Indeed, they were not, but again, in proper perspective, despite repeated warnings, by their failing to surrender, the Imperial Japanese Government by its obstinance for that second Japanese city to be bombed. Indeed, it took *two such atomic bombings* before the Imperial Japanese government surrendered.

Moreover, as I noted above, the U.S. *could* have targeted its far more populated capital city of Tokyo. That the U.S. did not target Tokyo speaks to the greater aim of preserving Japan for post-war reconstruction.

James Trory: "Yes, civilians get caught up in war and they die. The bombings of London and Birmingham in the UK by Nazis planes killed a lot of people, but like you say, they were living near factories and military targets, and we all have to accept those consequences."

Phony baloney! I said NOTHING OF THE SORT about the Nazi bombings of Britain. In fact, I never even addressed the Battle of Britain. I spoke only for our [American & Allied Forces'] considerations of using such weaponry in times of war.

In my opinion, the Nazi bombings of Britain were indiscriminate -- they were bombing everything and anything in and around major cities --- not just factories or industry.

James Trory: "But targeting civilians themselves is just plain wrong."

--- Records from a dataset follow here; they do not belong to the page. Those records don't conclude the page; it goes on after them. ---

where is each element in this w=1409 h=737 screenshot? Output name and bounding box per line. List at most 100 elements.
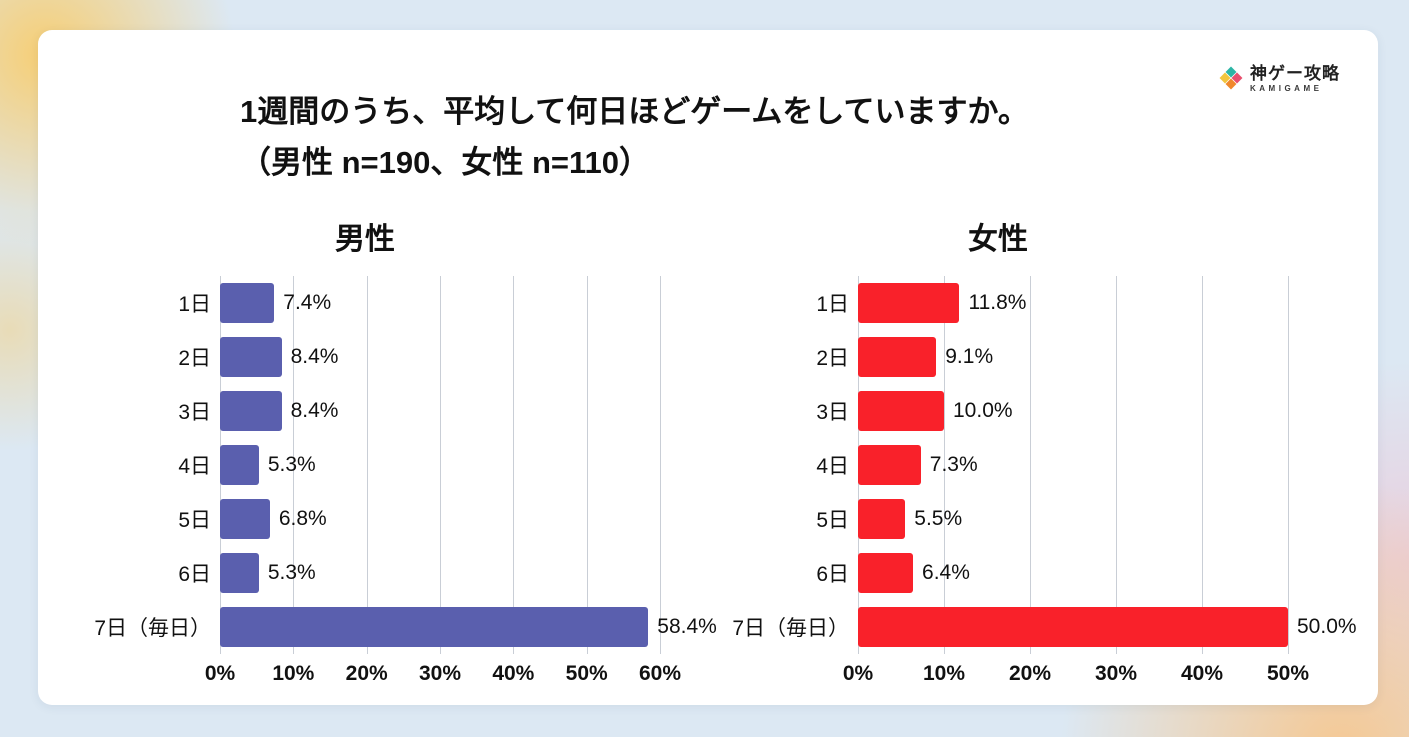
gridline [1030,276,1031,655]
charts-container: 男性 1日 7.4% 2日 8.4% 3日 8.4% 4日 5.3% 5日 6.8% 6日 5.3% 7… [70,214,1357,690]
bar-track: 5.3% [220,438,660,492]
value-label: 7.3% [929,453,978,477]
bar [220,499,270,540]
category-label: 6日 [816,563,849,587]
axis-tick-label: 60% [638,662,682,686]
value-label: 5.3% [267,561,316,585]
value-label: 8.4% [290,399,339,423]
bar-track: 7.4% [220,276,660,330]
gridline [660,276,661,655]
category-label: 5日 [178,509,211,533]
bar-track: 7.3% [858,438,1288,492]
female-chart-plot-area: 1日 11.8% 2日 9.1% 3日 10.0% 4日 7.3% 5日 5.5% 6日 6.4% 7日… [708,276,1357,655]
bar-row: 6日 5.3% [70,546,660,600]
value-label: 6.4% [922,561,970,585]
bar-row: 4日 7.3% [708,438,1288,492]
category-label: 4日 [178,455,211,479]
bar [220,445,259,486]
bar [220,283,275,324]
category-label: 2日 [178,347,211,371]
bar-track: 5.3% [220,546,660,600]
female-chart-x-axis: 0% 10% 20% 30% 40% 50% [843,658,1309,690]
axis-tick-label: 0% [204,662,236,686]
value-label: 58.4% [657,615,717,639]
category-label: 3日 [816,401,849,425]
gridline [366,276,368,655]
bar [220,553,259,594]
bar-row: 2日 9.1% [708,330,1288,384]
logo-title: 神ゲー攻略 [1250,64,1340,83]
value-label: 8.4% [290,345,339,369]
bar-track: 9.1% [858,330,1288,384]
gridline [440,276,441,655]
bar-row: 1日 7.4% [70,276,660,330]
bar [858,553,914,594]
category-label: 1日 [816,293,849,317]
bar-row: 5日 6.8% [70,492,660,546]
value-label: 50.0% [1297,615,1357,639]
chart-card: 神ゲー攻略 KAMIGAME 1週間のうち、平均して何日ほどゲームをしていますか… [38,30,1378,705]
bar-row: 4日 5.3% [70,438,660,492]
category-label: 7日（毎日） [94,617,211,641]
value-label: 5.3% [267,453,316,477]
bar [858,283,960,324]
value-label: 5.5% [914,507,963,531]
value-label: 6.8% [278,507,327,531]
male-chart: 男性 1日 7.4% 2日 8.4% 3日 8.4% 4日 5.3% 5日 6.8% 6日 5.3% 7… [70,214,717,690]
bar-row: 7日（毎日） 50.0% [708,600,1357,654]
category-label: 6日 [178,563,211,587]
gridline [513,276,515,655]
bar [220,607,649,648]
bar [220,391,282,432]
title-line-2: （男性 n=190、女性 n=110） [240,145,651,181]
axis-tick-label: 50% [565,662,608,686]
logo-subtitle: KAMIGAME [1250,83,1323,93]
axis-tick-label: 40% [492,662,535,686]
male-chart-plot-area: 1日 7.4% 2日 8.4% 3日 8.4% 4日 5.3% 5日 6.8% 6日 5.3% 7日（毎… [70,276,717,655]
axis-tick-label: 20% [345,662,388,686]
bar-track: 58.4% [220,600,717,654]
male-chart-title: 男性 [335,223,395,257]
axis-tick-label: 0% [842,662,874,686]
axis-tick-label: 50% [1266,662,1310,686]
bar-track: 6.8% [220,492,660,546]
bar [858,499,906,540]
axis-tick-label: 20% [1008,662,1052,686]
category-label: 5日 [816,509,849,533]
bar-row: 6日 6.4% [708,546,1288,600]
bar-track: 10.0% [858,384,1288,438]
category-label: 1日 [178,293,211,317]
bar [220,337,282,378]
category-label: 4日 [816,455,849,479]
value-label: 9.1% [945,345,994,369]
bar-row: 1日 11.8% [708,276,1288,330]
axis-tick-label: 10% [922,662,966,686]
gridline [1116,276,1117,655]
bar-track: 50.0% [858,600,1357,654]
category-label: 2日 [816,347,849,371]
bar [858,607,1288,648]
kamigame-logo-icon [1219,66,1243,90]
gridline [586,276,588,655]
bar-track: 5.5% [858,492,1288,546]
value-label: 7.4% [283,291,332,315]
male-chart-x-axis: 0% 10% 20% 30% 40% 50% 60% [205,658,681,690]
gridline [293,276,295,655]
value-label: 10.0% [953,399,1013,423]
bar-track: 8.4% [220,384,660,438]
axis-tick-label: 30% [1094,662,1138,686]
title-line-1: 1週間のうち、平均して何日ほどゲームをしていますか。 [240,94,1029,129]
chart-question-title: 1週間のうち、平均して何日ほどゲームをしていますか。 （男性 n=190、女性 … [70,86,1346,188]
category-label: 3日 [178,401,211,425]
axis-tick-label: 30% [418,662,462,686]
female-chart-title: 女性 [968,223,1028,257]
bar [858,445,921,486]
female-chart: 女性 1日 11.8% 2日 9.1% 3日 10.0% 4日 7.3% 5日 5.5% 6日 6.4… [708,214,1357,690]
kamigame-logo: 神ゲー攻略 KAMIGAME [1219,64,1340,93]
bar-row: 3日 8.4% [70,384,660,438]
bar [858,391,944,432]
bar-row: 3日 10.0% [708,384,1288,438]
value-label: 11.8% [968,291,1027,315]
axis-tick-label: 40% [1180,662,1224,686]
axis-tick-label: 10% [272,662,315,686]
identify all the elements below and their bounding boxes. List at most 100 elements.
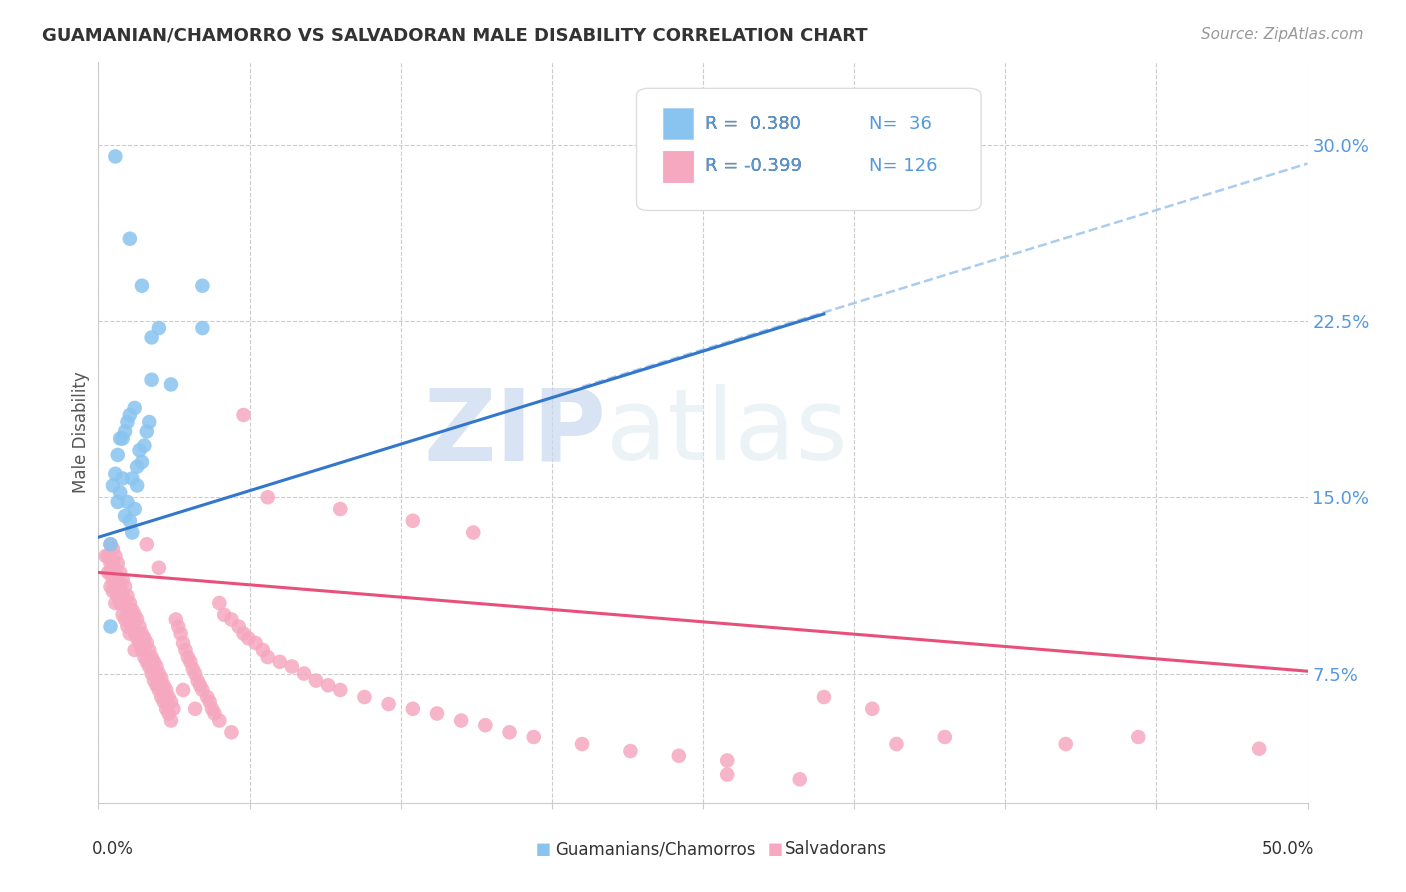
Point [108, 596, 131, 610]
Point [117, 415, 139, 429]
Point [172, 636, 194, 650]
Point [108, 566, 131, 580]
Point [208, 596, 231, 610]
Point [813, 690, 835, 704]
Point [177, 650, 200, 665]
Point [100, 580, 122, 594]
Point [886, 737, 908, 751]
Point [232, 626, 254, 640]
Point [111, 607, 134, 622]
Point [143, 673, 166, 688]
Point [108, 485, 131, 500]
Point [134, 438, 156, 452]
Point [1054, 737, 1077, 751]
Point [94, 549, 117, 563]
Point [160, 695, 183, 709]
Point [138, 643, 160, 657]
Point [134, 632, 156, 646]
Point [117, 589, 139, 603]
Point [104, 580, 127, 594]
Point [934, 730, 956, 744]
Point [148, 561, 170, 575]
Point [221, 612, 243, 626]
Point [128, 619, 150, 633]
FancyBboxPatch shape [637, 88, 981, 211]
Point [127, 478, 149, 492]
Point [97, 566, 120, 580]
Point [141, 330, 163, 344]
Point [111, 589, 134, 603]
Point [668, 748, 690, 763]
Point [221, 725, 243, 739]
Point [426, 706, 449, 721]
Text: Guamanians/Chamorros: Guamanians/Chamorros [555, 840, 756, 858]
Text: R =  0.380: R = 0.380 [706, 115, 801, 133]
Point [124, 502, 146, 516]
Point [789, 772, 811, 787]
Point [118, 626, 141, 640]
Point [402, 514, 425, 528]
Point [108, 580, 131, 594]
Point [107, 589, 129, 603]
Point [256, 650, 278, 665]
Text: R = -0.399: R = -0.399 [706, 157, 803, 175]
Point [131, 643, 153, 657]
Point [353, 690, 375, 704]
Point [118, 514, 141, 528]
Point [152, 695, 174, 709]
Point [104, 149, 127, 163]
Text: ▪: ▪ [534, 838, 551, 861]
Point [101, 584, 124, 599]
Point [100, 619, 122, 633]
Point [111, 432, 134, 446]
Point [155, 683, 177, 698]
Point [148, 683, 170, 698]
Point [450, 714, 472, 728]
Point [150, 671, 173, 685]
Text: 0.0%: 0.0% [91, 840, 134, 858]
Point [165, 612, 187, 626]
Point [329, 502, 352, 516]
Point [169, 626, 191, 640]
FancyBboxPatch shape [664, 151, 693, 182]
Point [187, 673, 209, 688]
Point [114, 596, 136, 610]
Point [104, 566, 127, 580]
Text: R =  0.380: R = 0.380 [706, 115, 801, 133]
Text: Source: ZipAtlas.com: Source: ZipAtlas.com [1201, 27, 1364, 42]
Point [131, 626, 153, 640]
Point [148, 321, 170, 335]
Point [101, 478, 124, 492]
Point [191, 683, 214, 698]
Point [174, 643, 197, 657]
Point [127, 459, 149, 474]
Point [252, 643, 274, 657]
Point [523, 730, 546, 744]
Point [716, 754, 738, 768]
Point [316, 678, 339, 692]
Point [118, 232, 141, 246]
Point [127, 632, 149, 646]
Text: GUAMANIAN/CHAMORRO VS SALVADORAN MALE DISABILITY CORRELATION CHART: GUAMANIAN/CHAMORRO VS SALVADORAN MALE DI… [42, 27, 868, 45]
Point [184, 666, 207, 681]
Point [138, 415, 160, 429]
Point [100, 566, 122, 580]
Point [128, 443, 150, 458]
Point [118, 596, 141, 610]
Point [107, 448, 129, 462]
Point [184, 702, 207, 716]
Text: ▪: ▪ [766, 838, 783, 861]
Point [114, 425, 136, 439]
Point [124, 643, 146, 657]
Point [118, 612, 141, 626]
Point [329, 683, 352, 698]
Point [160, 714, 183, 728]
Point [143, 655, 166, 669]
Point [148, 666, 170, 681]
Point [281, 659, 304, 673]
Text: ZIP: ZIP [423, 384, 606, 481]
Point [167, 619, 190, 633]
Text: atlas: atlas [606, 384, 848, 481]
Point [212, 607, 235, 622]
Point [191, 321, 214, 335]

In the cases of our bombing Hiroshima and Nagasaki, we weren't targeting civilians per se -- As a last resort to end the war quickly and expediently, we were targeting *everything in those cities, including the civilians who contributed to the Imperial Japanese war effort.*

And quite frankly, I don't consider those decisions to have been wrong. Unfortunate, but in the long run, absolutely necessary and defensible.

And if it had been finalized for use by January 1945, I would have agreed with its being used on Nazi Germany as well. Indeed, in such case, it might have led to Japan's earlier surrender, too, thereby avoiding our ever having to atomic-bomb Japan at all.